As time passes, Maari and Charan search for Charu and Sethu at the warning board area, but they are nowhere to be found. They hear Charu's scream and rush towards the sound, only to discover Charu lying motionless. However, it turns out to be a prank, and Charan becomes enraged. When Maari and Charan return to the campsite, they are astonished to find Sethu and Charu already present and realize that no one has accompanied them. Maari reveals that Charu had mistakenly entered Pechi's house and tells the story about Pechi.

Pechi, a woman from a prestigious family, had learned black magic in Kerala and returned to the forest, where she performed satanic rituals and human sacrifices to appease her demonic gods. The villagers, aware of her activities, attempted to capture her but were subdued by her black magic. A saint informed them that Pechi had become immortal and that her human sacrifices were offerings to the demonic god. The saint advised that Pechi couldn't be destroyed, only trapped through invocation. With the saint's help, the villagers successfully killed Pechi, trapped her soul in a wooden witchcraft poppet, and nailed it to a tree, which Ram had inadvertently released earlier. They buried her corpse nearby and performed rituals to confine her spirit within the restricted area, marked by the warning board, to prevent her from entering the village.

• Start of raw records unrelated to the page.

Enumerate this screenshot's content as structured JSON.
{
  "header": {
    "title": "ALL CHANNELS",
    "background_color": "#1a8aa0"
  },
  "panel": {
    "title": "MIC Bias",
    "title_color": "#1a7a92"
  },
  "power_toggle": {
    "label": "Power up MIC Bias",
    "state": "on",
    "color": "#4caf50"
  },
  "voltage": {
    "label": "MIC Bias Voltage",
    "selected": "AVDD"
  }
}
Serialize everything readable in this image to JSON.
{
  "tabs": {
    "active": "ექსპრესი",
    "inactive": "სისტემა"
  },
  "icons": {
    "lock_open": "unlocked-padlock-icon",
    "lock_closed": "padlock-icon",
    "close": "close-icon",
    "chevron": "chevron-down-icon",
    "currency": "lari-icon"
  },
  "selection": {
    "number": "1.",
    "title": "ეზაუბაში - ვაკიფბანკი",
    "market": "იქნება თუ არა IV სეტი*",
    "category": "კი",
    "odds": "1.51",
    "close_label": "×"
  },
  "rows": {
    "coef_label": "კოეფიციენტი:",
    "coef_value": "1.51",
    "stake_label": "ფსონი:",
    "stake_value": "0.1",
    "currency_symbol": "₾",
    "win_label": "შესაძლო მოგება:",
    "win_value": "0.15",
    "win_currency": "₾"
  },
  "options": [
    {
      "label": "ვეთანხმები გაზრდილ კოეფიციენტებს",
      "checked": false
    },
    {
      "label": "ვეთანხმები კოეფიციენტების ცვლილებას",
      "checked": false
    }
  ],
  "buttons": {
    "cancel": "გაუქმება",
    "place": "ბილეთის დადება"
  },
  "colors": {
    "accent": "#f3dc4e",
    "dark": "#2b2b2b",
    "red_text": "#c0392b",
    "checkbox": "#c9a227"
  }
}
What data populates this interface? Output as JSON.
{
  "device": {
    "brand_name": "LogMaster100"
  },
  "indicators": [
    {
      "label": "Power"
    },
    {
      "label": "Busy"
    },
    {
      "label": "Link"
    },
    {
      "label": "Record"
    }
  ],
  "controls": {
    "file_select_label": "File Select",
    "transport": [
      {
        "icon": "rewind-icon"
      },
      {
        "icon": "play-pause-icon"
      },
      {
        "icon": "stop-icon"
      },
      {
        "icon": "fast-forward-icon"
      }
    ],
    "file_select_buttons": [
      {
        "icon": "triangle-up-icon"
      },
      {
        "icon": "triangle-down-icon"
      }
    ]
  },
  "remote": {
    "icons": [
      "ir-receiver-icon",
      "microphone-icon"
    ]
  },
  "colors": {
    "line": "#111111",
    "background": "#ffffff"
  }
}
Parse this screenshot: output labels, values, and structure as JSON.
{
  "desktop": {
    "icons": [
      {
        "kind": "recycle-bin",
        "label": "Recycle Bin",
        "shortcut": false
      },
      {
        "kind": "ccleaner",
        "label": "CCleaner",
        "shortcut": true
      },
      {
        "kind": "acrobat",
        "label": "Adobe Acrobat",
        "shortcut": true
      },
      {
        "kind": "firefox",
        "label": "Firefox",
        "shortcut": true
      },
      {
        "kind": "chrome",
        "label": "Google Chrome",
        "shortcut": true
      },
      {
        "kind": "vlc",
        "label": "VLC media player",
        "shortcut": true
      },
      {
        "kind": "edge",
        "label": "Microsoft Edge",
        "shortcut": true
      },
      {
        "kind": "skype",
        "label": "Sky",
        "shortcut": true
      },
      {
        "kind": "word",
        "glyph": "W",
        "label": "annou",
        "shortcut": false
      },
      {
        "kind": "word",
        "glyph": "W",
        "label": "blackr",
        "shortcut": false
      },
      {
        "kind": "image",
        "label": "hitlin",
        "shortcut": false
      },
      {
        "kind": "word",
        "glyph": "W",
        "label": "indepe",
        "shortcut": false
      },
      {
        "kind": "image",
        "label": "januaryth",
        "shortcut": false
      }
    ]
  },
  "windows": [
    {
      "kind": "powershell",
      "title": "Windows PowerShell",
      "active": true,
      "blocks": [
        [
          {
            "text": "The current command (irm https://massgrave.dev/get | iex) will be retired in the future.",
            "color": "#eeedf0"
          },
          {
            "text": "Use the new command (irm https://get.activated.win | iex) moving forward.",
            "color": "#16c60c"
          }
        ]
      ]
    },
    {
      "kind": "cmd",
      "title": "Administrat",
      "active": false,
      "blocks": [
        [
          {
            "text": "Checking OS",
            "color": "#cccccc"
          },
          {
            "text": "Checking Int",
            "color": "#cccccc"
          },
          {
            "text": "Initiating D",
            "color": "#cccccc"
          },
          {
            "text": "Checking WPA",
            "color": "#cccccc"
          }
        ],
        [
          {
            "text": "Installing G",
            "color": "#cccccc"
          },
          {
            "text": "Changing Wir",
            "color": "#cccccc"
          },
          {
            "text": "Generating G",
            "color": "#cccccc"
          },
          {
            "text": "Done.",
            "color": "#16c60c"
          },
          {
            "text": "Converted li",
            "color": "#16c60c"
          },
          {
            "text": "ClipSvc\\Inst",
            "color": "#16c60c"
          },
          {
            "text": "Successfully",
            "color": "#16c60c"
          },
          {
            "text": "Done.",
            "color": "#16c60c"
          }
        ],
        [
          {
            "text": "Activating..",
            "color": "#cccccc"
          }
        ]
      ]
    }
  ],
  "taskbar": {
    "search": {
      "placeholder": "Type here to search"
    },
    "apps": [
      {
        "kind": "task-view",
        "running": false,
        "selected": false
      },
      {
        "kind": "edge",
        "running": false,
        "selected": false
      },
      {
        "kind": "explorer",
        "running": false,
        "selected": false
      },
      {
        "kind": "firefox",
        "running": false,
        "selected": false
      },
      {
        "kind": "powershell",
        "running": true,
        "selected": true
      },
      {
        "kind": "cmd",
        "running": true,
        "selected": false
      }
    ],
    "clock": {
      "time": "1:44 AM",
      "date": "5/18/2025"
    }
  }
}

Although skeptical, the friends decide to leave the forest immediately. Jerry remembers his missing camera and returns to retrieve it, accompanied by Maari, who is actually the impersonated Pechi. Jerry ends up in Pechi's house and screams for help. Maari and Charan search for Jerry but find a camera recording of Ram and his wife's brutal murder instead. They return to the campsite, where Sethu and Meena accuse Maari of killing Jerry. Sethu chases Maari where he enters the restricted area, but the sacred amulet protects him, while Sethu gets killed by Pechi who is impersonated as Jerry. Pechi kills Charu in front of Charan and Meena. Meena is trapped in Pechi's house but is unharmed. Maari rescues Charan and Meena and urges them to descend the hill quickly, assuring them that the amulet, gifted by the saint to his forefathers, will protect them from demonic forces. During their escape, Meena is pulled away into the restricted area, and Charan leaves Maari behind to search for her. Although unable to find Meena, Charan remains unaffected, clutching the sacred amulet that had come loose from Maari's neck during a scuffle. Charan returns to find Maari dead but somehow flees the forest. He comes across a car and the rugged man from earlier encounter is driving it, who seems to help him inside the car, but is shocked to see Meena inside. However, he is beaten by the thug and taken to Pechi's house, where he is tied up.

It is then revealed that Meena, a bloodline descendant of Pechi, had intentionally befriended Charan, Sethu, Charu, and Jerry. Her grandmother who wakes up once Pechi is released from the tree, knows that 13 more human sacrifices from Pechi are needed to satiate the demon. For that, Meena with the help of the thug, assists Pechi by bringing people to the forest for sacrifice and also kills Maari. Back to present, Charan is left tied while the two exit the house, while Pechi makes her appearance. The film concludes with the completion of 6 human sacrifices and 7 remaining in Pechi's account. Once Pechi's quota is fulfilled, Meena's own human sacrifices will commence, perpetuating the sinister cycle. The film ends with another group of people entering the forest in search of the previous trekkers.

== Production ==
The film is based on an eponymous short film directed by Ramachandran written by Vaz The film was produced by Gokul Benoy, Shaik Mujeeb under the banner of Veyilon Entertainment & Verus Productions. The cinematography was done by Parthiban D.F.Tech while editing was handled by Ignatious Aswin and music composed by Rajesh Murugesan.

== Release ==
===Theatrical===
The film was released on 2 August 2024 in theatres. It was declared hit with its unique take on pure horror film and had a packed house theatre run for over three weeks in various multiplexes.

===Home media===
The film had its digital premiere on the streaming platforms Prime Video and Aha Tamil from 20 September 2024. It held its position on top 10 streamed films of Prime Video in India for more than 3 weeks. And was the second most searched horror film on Google for over a month.

== Reception ==
Abhinav Subramanian of The Times of India gave it two-and-a-half out of five stars and wrote, "Pechi offers some chills but struggles in delivering a coherent supernatural tale." A critic from Hindustan Times Tamil gave the film three out of five stars and wrote that it is a one-time watchable film and it will give new experience to horror fans.